Skydivers Hope New Plane Will Win Oz Champs Bid
For immediate release
October 21, 2005
Sydney Sky Diving Firm Hopes New Plane Will Win Australian Championships Bid
Sydney's biggest sky diving operator believes the delivery of another new 750 XL aircraft from New Zealand's Pacific Aerospace Corporation (PAC) will tip the odds in favour of its bid for the 2006 national championships business.
The plane's delivery flight across the Tasman this month to Sydney Sky Divers made it the fourteenth 750 XL sold worldwide in its skydiving configuration.
Sydney Sky Divers' Director Phil Onis says it's the second 750 XL added to the company's fleet and he expects the aircraft will now help his firm – which has a fleet of eight aircraft flying 4000 hours and carrying 10,000 tandem skydivers a year – to win its bid to carry 600 to 800 skydivers in Australia's National Skydiving Championships at Christmas 2006.
"If we get the championships with the 750 XL they'll get worldwide exposure and a lot of other sky diving countries will rush out to buy it, so their teams can train in them. That's what has happened traditionally, specially with the Americans," Onis says.

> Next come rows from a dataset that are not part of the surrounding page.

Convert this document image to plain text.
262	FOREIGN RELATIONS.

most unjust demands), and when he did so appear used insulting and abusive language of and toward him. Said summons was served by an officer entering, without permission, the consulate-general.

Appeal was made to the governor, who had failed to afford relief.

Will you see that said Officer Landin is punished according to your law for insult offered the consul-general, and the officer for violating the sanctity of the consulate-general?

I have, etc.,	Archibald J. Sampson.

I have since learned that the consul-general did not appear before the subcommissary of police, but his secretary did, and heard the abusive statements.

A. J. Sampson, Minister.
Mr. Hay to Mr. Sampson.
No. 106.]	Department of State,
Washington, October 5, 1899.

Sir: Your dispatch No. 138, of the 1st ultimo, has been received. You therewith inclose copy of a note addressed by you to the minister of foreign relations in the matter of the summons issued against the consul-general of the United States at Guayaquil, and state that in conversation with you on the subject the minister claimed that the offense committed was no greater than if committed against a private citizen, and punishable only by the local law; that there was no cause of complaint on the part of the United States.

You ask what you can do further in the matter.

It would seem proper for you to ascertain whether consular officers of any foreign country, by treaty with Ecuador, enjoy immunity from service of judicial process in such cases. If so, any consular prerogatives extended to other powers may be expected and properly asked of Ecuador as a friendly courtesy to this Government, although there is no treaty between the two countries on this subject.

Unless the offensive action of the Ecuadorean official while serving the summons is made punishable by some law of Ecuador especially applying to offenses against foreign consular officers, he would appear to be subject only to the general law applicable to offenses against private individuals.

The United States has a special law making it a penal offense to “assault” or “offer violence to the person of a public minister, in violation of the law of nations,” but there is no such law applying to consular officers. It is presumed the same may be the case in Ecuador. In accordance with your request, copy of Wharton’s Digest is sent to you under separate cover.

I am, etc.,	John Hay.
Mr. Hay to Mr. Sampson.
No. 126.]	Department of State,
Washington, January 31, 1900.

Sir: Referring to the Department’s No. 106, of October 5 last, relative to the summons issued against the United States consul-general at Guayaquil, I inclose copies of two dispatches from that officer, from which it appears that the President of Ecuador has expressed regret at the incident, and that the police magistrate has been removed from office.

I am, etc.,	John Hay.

"The 750 XL is lighter, has a bigger motor, more room inside and a fixed under carriage. We need an aircraft that will get up and down quickly. It's a question of fuel you take to get a certain number of bums to altitude. The 750 uses 65 litres to take 17 skydivers up, our twin engine Otters are using 110 litres. The 750's airframe is very light and we're also not carting up a lot of unnecessary metal."
PAC today also delivered the first agricultural version of 750 XL, the world's newest topdresser. Instead of carrying 17 skydivers, it is fitted with a two tonne hopper – and its first buyer, Taumaranui Aerial Co-operation, in the centre of New Zealand's North Island, describes it as a "significant breakthrough in agricultural aircraft design". It has already ordered a second.

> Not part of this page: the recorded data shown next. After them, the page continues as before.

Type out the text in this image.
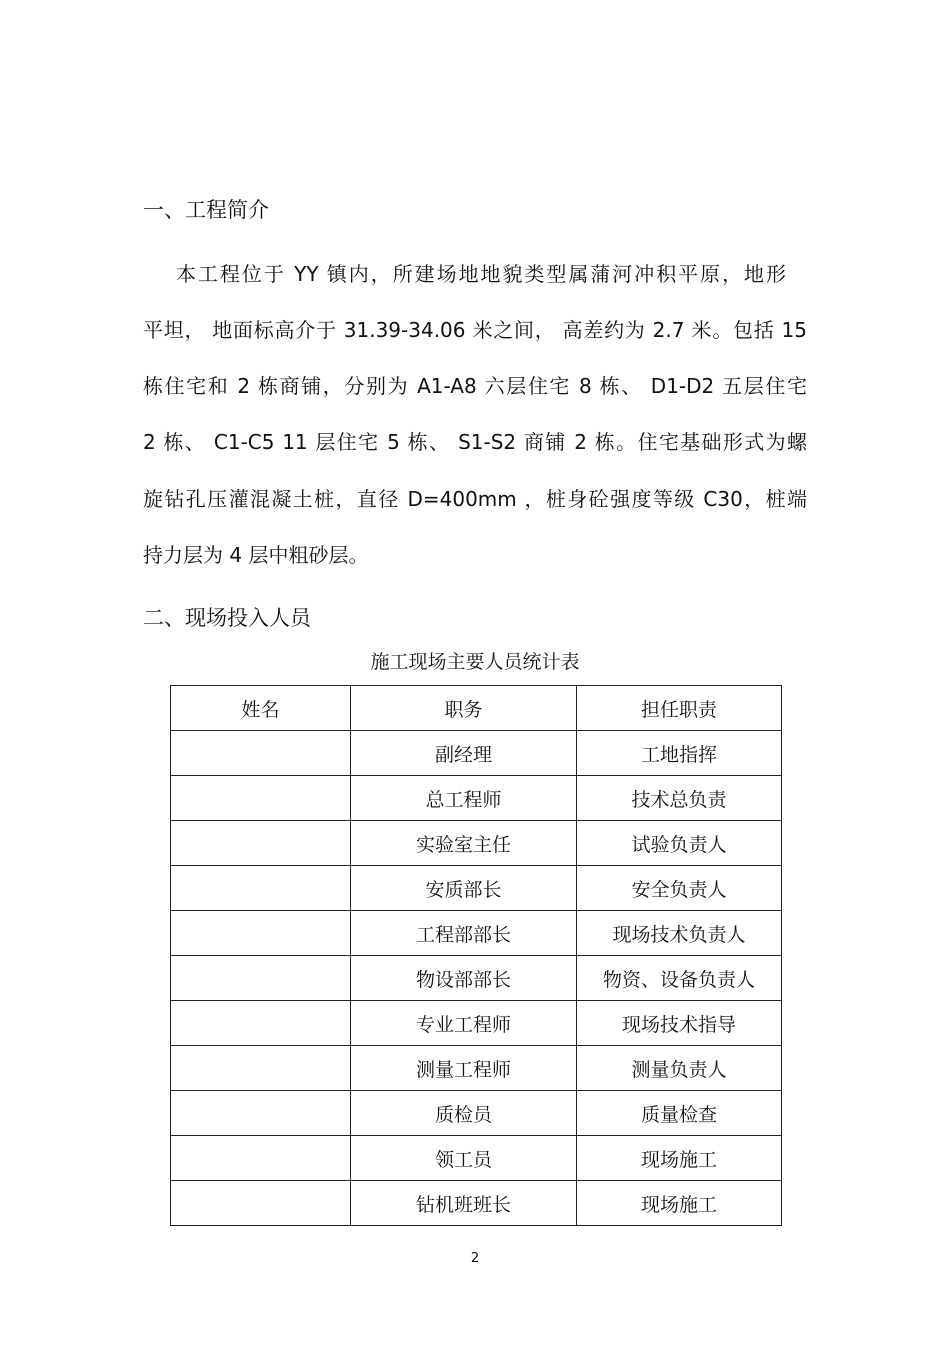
一、工程简介
本工程位于 YY 镇内，所建场地地貌类型属蒲河冲积平原，地形
平坦， 地面标高介于 31.39-34.06 米之间， 高差约为 2.7 米。包括 15
栋住宅和 2 栋商铺，分别为 A1-A8 六层住宅 8 栋、 D1-D2 五层住宅
2 栋、 C1-C5 11 层住宅 5 栋、 S1-S2 商铺 2 栋。住宅基础形式为螺
旋钻孔压灌混凝土桩，直径 D=400mm ，桩身砼强度等级 C30，桩端
持力层为 4 层中粗砂层。
二、现场投入人员
施工现场主要人员统计表
姓名	职务	担任职责
	副经理	工地指挥
	总工程师	技术总负责
	实验室主任	试验负责人
	安质部长	安全负责人
	工程部部长	现场技术负责人
	物设部部长	物资、设备负责人
	专业工程师	现场技术指导
	测量工程师	测量负责人
	质检员	质量检查
	领工员	现场施工
	钻机班班长	现场施工
2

PAC has a 52-year history in pioneering agricultural aircraft design. The new topdresser will take nearly twice the load of high volume fertilisers, like urea, and go faster – for the same fuel consumption.
PAC expects the aircraft will also meet the international market for rugged commuter and freight aircraft, in special demand by aid agencies.
And it can be used for firebombing, which Onis agrees could play a big part in the plane's success: "That's huge in Australia. It's unbelievable how big it's getting."
PAC Managing Director Brian Hare says the 750 XL, which sells for about NZ$1.8 million, will also appeal because, when later sold, it can be converted for any of its uses – commuter, freight, sky diving or agricultural.
PAC is now also offering buyers finance for the first time.
So far PAC has delivered 20 750 XLs, 14 in their sky diving configuration.